HACKER Q&A
📣 dyingkneepad

Do you maintain/practice your "coding for interviews" skills?


I've never done any coding interview in my life. I was pretty good at algorithms 15 years ago back in the University but I can't remember details or recite exact big-O notations for stuff. I haven't practiced "dynamic programming" skills or memorized solutions to the common forms of tricky problems. All the jobs I landed were because previous coworkers went somewhere and recommended me straight to their managers, so I was able to always bypass HR processes.

I've been on the same job for more than 10 years in a Big Company but sometimes I get contacted by some other Big Company (Google, Apple, etc.), sometimes not by recruiters but by managers owning the reqs directly because I have a very rare set of skills (I'm not a Rock Star, I just happen to work in a field almost nobody else knows anything about, so it's hard to find candidates to fill positions).

I've been telling myself that I should go back to study algorithms and practice those coding challenges so that I could maybe start to answer these recruiters and have any hopes of passing interviews. But life is too short and tiring so I end up spending my evenings away from keyboards.

Do you guys keep maintaining your skills so you can talk to these interviewers? What is the common approach between the HN folks for these things?

I guess I'm in the inertia and trying to find a way out of it.


  👤 dexwiz Accepted Answer ✓
I just ground out about 200 leet code problems out over the course of 3 months and it wasn’t too bad. I reset my expectations that I wouldn’t be able to do hard level ones straight out of the gate. They are just puzzles, and like any set of puzzles, they have their own tricks to solve. Doing some trivial ones to ramp up helped a lot.

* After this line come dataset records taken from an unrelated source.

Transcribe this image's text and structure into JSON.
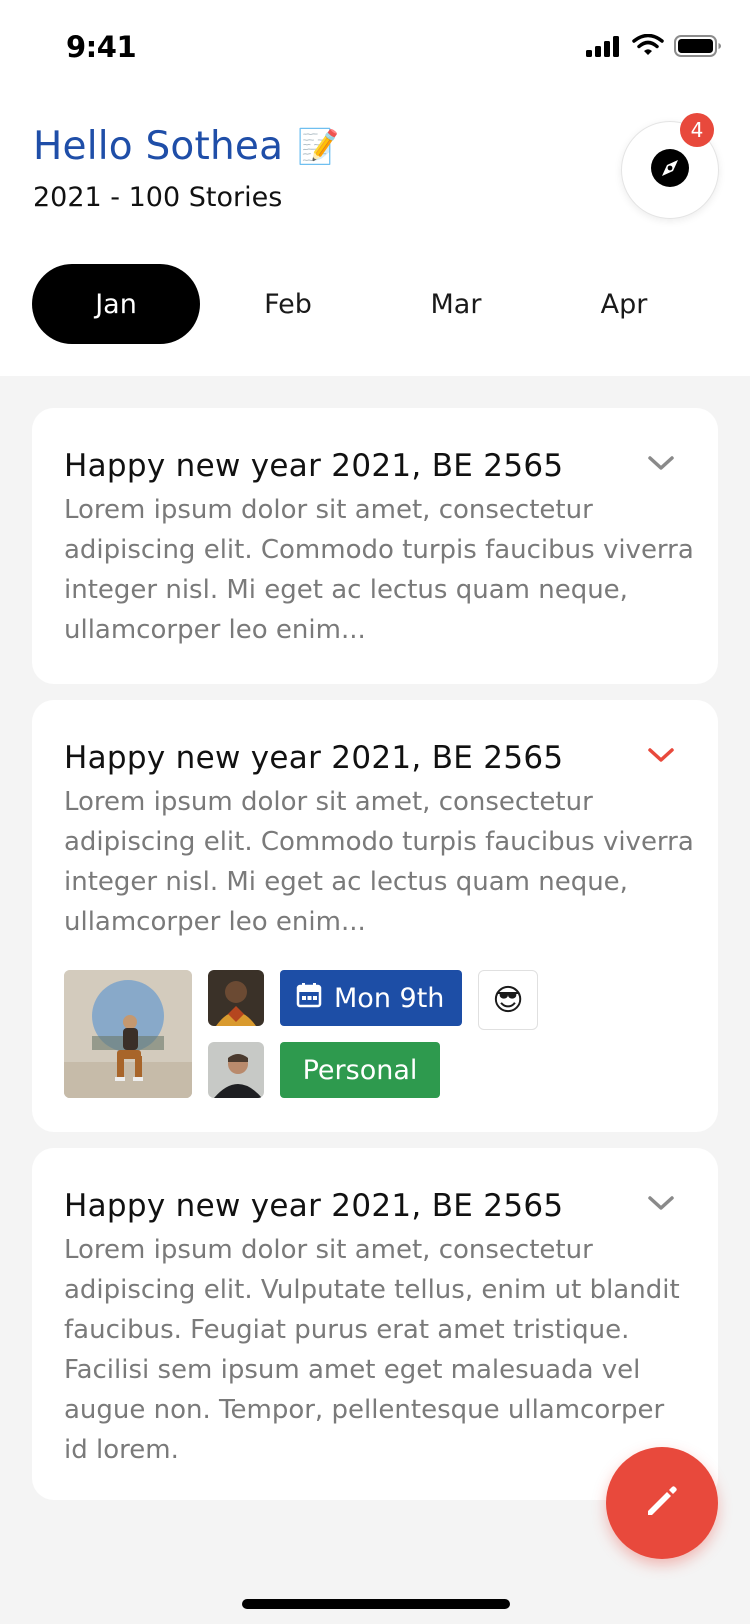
{
  "status_bar": {
    "time": "9:41"
  },
  "header": {
    "greeting": "Hello Sothea",
    "greeting_emoji": "📝",
    "subtitle": "2021 - 100 Stories",
    "explore_icon": "compass-icon",
    "notification_count": "4"
  },
  "tabs": [
    {
      "label": "Jan",
      "active": true
    },
    {
      "label": "Feb",
      "active": false
    },
    {
      "label": "Mar",
      "active": false
    },
    {
      "label": "Apr",
      "active": false
    }
  ],
  "stories": [
    {
      "title": "Happy new year 2021, BE 2565",
      "body": "Lorem ipsum dolor sit amet, consectetur adipiscing elit. Commodo turpis faucibus viverra integer nisl. Mi eget ac lectus quam neque, ullamcorper leo enim...",
      "expanded": false
    },
    {
      "title": "Happy new year 2021, BE 2565",
      "body": "Lorem ipsum dolor sit amet, consectetur adipiscing elit. Commodo turpis faucibus viverra integer nisl. Mi eget ac lectus quam neque, ullamcorper leo enim...",
      "expanded": true,
      "date_label": "Mon 9th",
      "mood_emoji": "😎",
      "tag": "Personal"
    },
    {
      "title": "Happy new year 2021, BE 2565",
      "body": "Lorem ipsum dolor sit amet, consectetur adipiscing elit. Vulputate tellus, enim ut blandit faucibus. Feugiat purus erat amet tristique. Facilisi sem ipsum amet eget malesuada vel augue non. Tempor, pellentesque ullamcorper id lorem.",
      "expanded": false
    }
  ],
  "fab_icon": "pencil-icon",
  "colors": {
    "brand_blue": "#1f4ea8",
    "accent_red": "#e8493c",
    "tag_green": "#2e9a4e",
    "date_chip_blue": "#1d4ea6"
  }
}
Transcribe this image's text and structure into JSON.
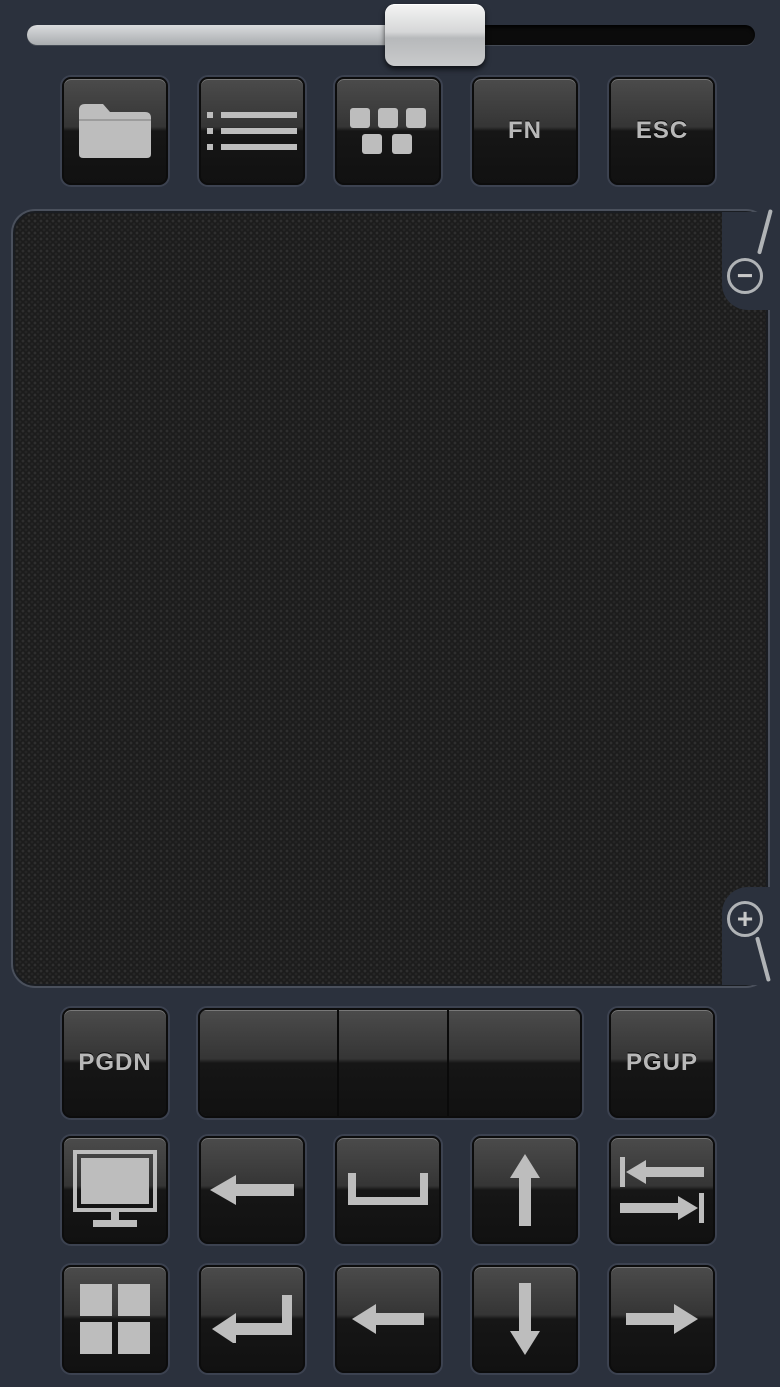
{
  "slider": {
    "value": 0.56
  },
  "toolbar": {
    "folder_icon": "folder-icon",
    "list_icon": "list-icon",
    "keyboard_icon": "keyboard-icon",
    "fn_label": "FN",
    "esc_label": "ESC"
  },
  "touchpad": {
    "zoom_out_symbol": "−",
    "zoom_in_symbol": "+"
  },
  "nav": {
    "pgdn_label": "PGDN",
    "pgup_label": "PGUP"
  },
  "colors": {
    "background": "#2b313d",
    "button_text": "#b8b8b8",
    "slider_fill": "#c4c6c8"
  }
}
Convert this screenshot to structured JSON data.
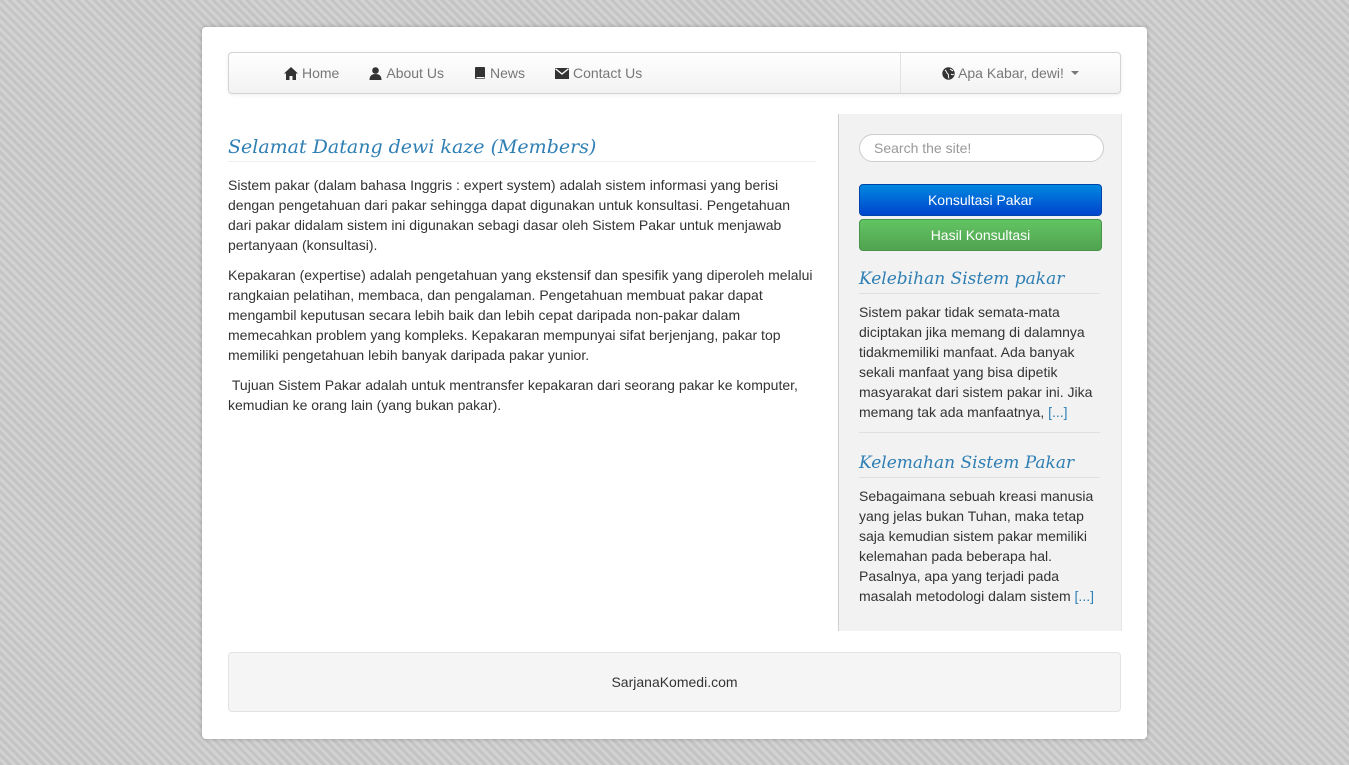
{
  "nav": {
    "items": [
      {
        "label": "Home",
        "icon": "home-icon"
      },
      {
        "label": "About Us",
        "icon": "user-icon"
      },
      {
        "label": "News",
        "icon": "book-icon"
      },
      {
        "label": "Contact Us",
        "icon": "envelope-icon"
      }
    ],
    "user_menu": {
      "label": "Apa Kabar, dewi!",
      "icon": "globe-icon"
    }
  },
  "main": {
    "title": "Selamat Datang dewi kaze (Members)",
    "paragraphs": [
      "Sistem pakar (dalam bahasa Inggris : expert system) adalah sistem informasi yang berisi dengan pengetahuan dari pakar sehingga dapat digunakan untuk konsultasi. Pengetahuan dari pakar didalam sistem ini digunakan sebagi dasar oleh Sistem Pakar untuk menjawab pertanyaan (konsultasi).",
      "Kepakaran (expertise) adalah pengetahuan yang ekstensif dan spesifik yang diperoleh melalui rangkaian pelatihan, membaca, dan pengalaman. Pengetahuan membuat pakar dapat mengambil keputusan secara lebih baik dan lebih cepat daripada non-pakar dalam memecahkan problem yang kompleks. Kepakaran mempunyai sifat berjenjang, pakar top memiliki pengetahuan lebih banyak daripada pakar yunior.",
      " Tujuan Sistem Pakar adalah untuk mentransfer kepakaran dari seorang pakar ke komputer, kemudian ke orang lain (yang bukan pakar)."
    ]
  },
  "sidebar": {
    "search_placeholder": "Search the site!",
    "btn_konsultasi": "Konsultasi Pakar",
    "btn_hasil": "Hasil Konsultasi",
    "blocks": [
      {
        "title": "Kelebihan Sistem pakar",
        "text": "Sistem pakar tidak semata-mata diciptakan jika memang di dalamnya tidakmemiliki manfaat. Ada banyak sekali manfaat yang bisa dipetik masyarakat dari sistem pakar ini. Jika memang tak ada manfaatnya, ",
        "more": "[...]"
      },
      {
        "title": "Kelemahan Sistem Pakar",
        "text": "Sebagaimana sebuah kreasi manusia yang jelas bukan Tuhan, maka tetap saja kemudian sistem pakar memiliki kelemahan pada beberapa hal. Pasalnya, apa yang terjadi pada masalah metodologi dalam sistem ",
        "more": "[...]"
      }
    ]
  },
  "footer": {
    "text": "SarjanaKomedi.com"
  },
  "colors": {
    "accent": "#2f7fb4",
    "primary": "#0055d4",
    "success": "#5bb75b"
  }
}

My most recent interviewing experience has shifted from hard level problems to mostly medium problems and more “real” applicable problems like a mini excel, LRU, or an undo/redo state system. One recruiter told me they are more looking to screen that you can code with AI than anything else.

Hiring has also shifted to look beyond new grads. Your loyalty and real world skills will outshine any coding interviews.


👤 JohnFen
I don't maintain/practice "coding for interviews" skills. It seems a pointless waste of time to me.

What I actually do is to engage in continuing education, maintaining and expanding my skillset constantly in order to be the best dev I can be. It helps that I'm genuinely interested and would do that even if I didn't develop for a living.

In practice, doing that also helps with coding interviews, but that isn't the point.


👤 taylodl
> I just happen to work in a field almost nobody else knows anything about, so it's hard to find candidates to fill positions

That's a strategy that doesn't come without its downsides, but in the short and medium term it can work very well - and it appears to have for you. If you believe those skills will be needed for the remaining duration of your career and you also believe it will remain a field that "almost nobody else knows anything about", then you don't have much incentive to change your strategy and approach, do you?

I say life is short and it appears you've found your golden ticket, so go enjoy life and don't worry about this nonsense of maintaining your "coding for interviews" skills.